Na última segunda feira, no pior de todos os dias da semana, o espectador brasileiro, que já está acostumado a acompanhar a política assim como acompanha jogos de futebol com todas as suas baixarias e que frequentemente encontra em nosso poder legislativo um legítimo alvo de chacotas, antro da politicagem, deparou-se com a encenação de uma parlamentar que só faltou ser laureada não apenas com o Oscar, mas também com o merecido Nobel da “Pró-vida” contaditória.
Digo que se deparou, porque o brasileiro já nem se surpreende mais com as piadas oriundas do Congresso. Se o episódio tivesse ocorrido na câmara dos deputados, talvez ainda fosse um pouco mais aceitável, considerando a fraude que é nosso legislativo sem prejuízo a todas as críticas que igualmente levanto contra os Poderes Executivo e ao Judiciário. Mas o fato aconteceu no Senado, onde toda a parafernalha política deveria, em tese, prestar-se minimamente à seriedade.
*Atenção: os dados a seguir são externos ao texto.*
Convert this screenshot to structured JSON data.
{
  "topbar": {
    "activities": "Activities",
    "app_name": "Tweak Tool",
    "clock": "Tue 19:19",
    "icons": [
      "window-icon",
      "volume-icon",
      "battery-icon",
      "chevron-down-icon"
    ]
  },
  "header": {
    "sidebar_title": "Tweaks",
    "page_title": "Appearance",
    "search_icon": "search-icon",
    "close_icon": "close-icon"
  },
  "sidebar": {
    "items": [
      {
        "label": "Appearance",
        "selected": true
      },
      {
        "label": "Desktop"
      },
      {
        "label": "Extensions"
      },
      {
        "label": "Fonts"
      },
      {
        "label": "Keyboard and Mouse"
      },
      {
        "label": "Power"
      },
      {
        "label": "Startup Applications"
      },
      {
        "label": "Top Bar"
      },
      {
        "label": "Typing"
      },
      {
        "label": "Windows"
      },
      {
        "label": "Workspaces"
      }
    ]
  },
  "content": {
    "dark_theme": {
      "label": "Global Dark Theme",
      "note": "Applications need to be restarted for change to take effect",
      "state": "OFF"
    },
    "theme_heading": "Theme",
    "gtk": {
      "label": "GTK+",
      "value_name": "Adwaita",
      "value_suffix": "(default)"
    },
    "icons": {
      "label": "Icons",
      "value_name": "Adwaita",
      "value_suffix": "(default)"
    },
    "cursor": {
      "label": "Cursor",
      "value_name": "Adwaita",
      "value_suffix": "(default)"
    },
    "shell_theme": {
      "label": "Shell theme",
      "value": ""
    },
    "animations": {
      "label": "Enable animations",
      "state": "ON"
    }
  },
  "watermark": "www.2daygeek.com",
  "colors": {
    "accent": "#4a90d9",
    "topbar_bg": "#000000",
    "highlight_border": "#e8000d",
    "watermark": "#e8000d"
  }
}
Adianto aos que não tenham acompanhado: o show foi bastante perdível, nada comedido, porém fraco, importante à bancada BBB, mas desnecessário à gente sã. Claro que não se pode negar a inclinação teatral da atriz, que com tanta magnificência incorporou um feto em um roteiro bem escrito que culmina no aborto, com todo o drama que lhe é indissociável. Encenável para se dizer o mínimo, de forma que decerto não poderia ser ensinado por outra via, precisava mesmo ter escandalizado o Brasil e os abortistas.
Apenas para contextualizar, o Projeto de Lei 1904/24 em trâmite nas nossas casas legislativas encontrou calibragem necessária em uma extrema direita que se corrompe em cada proposta infundada para a qual lança sombras (nem luz pode ser), de forma que o PL equipara o crime de aborto ao crime de homicídio simples após passadas 22 semanas de gestação, de modo que está incluído nesta hipótese a gravidez decorrente de estupro. Isto é, a pena prevista à mulher que cometer o crime de aborto nas condições que o projeto prevê, superará em muito a pena do próprio estuprador que lhe tiver violentado.
Esse anteprojeto legislativo tem em vista a equiparação do crime de aborto ao crime de homicídio, de forma que esvazia em larga medida o tipo penal previsto ao crime de aborto. Assim, o espetáculo presenciado está para além de qualquer ideologia, e quem o apoiou não se sustenta no conservadorismo, mas sim no mal. Isto porque foi terrível tanto aos que defendem a legalização do aborto quanto aos que se opõem.
Além de tudo isso, não se olvida que o PL incorre em flagrante inconstitucionalidade, vez que há previsão legal e expressa das situações que se autoriza a realização do aborto, sendo uma delas no caso de estupro, para o qual não restam discussões quanto à procedência e à legalidade do procedimento ante tal crime que viola a dignidade sexual.
Se é para acidificar o pensamento, não deixo de igualmente exprobrar todos os impropérios da esquerda hipócrita e mal-estudada que tenta imperar neste florão tropical, pois é ingenuidade concluir que a legalização significará fim à clandestinidade e que o livre arbítrio sobre o corpo é sinônimo de liberdade… vejam a contradição, liberdade é princípio basilar de direita, se dizem revolucionários e iluministas… o movimento secular veio da direita. A esquerda é inconsequente e não sabe ao certo pelo o que pugna. O conceito mais primário de liberdade: “a minha liberdade termina onde começa a do outro”, a minha escolha finda onde se inicia a liberdade do outro para viver, resguardado o seu direito ao nascimento.
Não tenho nenhuma pretensão neutralizadora, mas é certo que esse debate e toda a palhaçada recaem na disputa política já tão polarizada e batida em nosso país. O ponto é que independentemente da posição que se escolha, é inatacável o absurdo que reveste o referido projeto de lei, tão insustentável quanto inapropriado, munido da mais baixa ponderação de valores e beneficiado pela própria torpeza em mudar radicalmente um dispositivo de 1940, o Código Penal já tão emendado… e ainda se dizem conservadores, quando na verdade estão revolucionando na mira do retrocesso.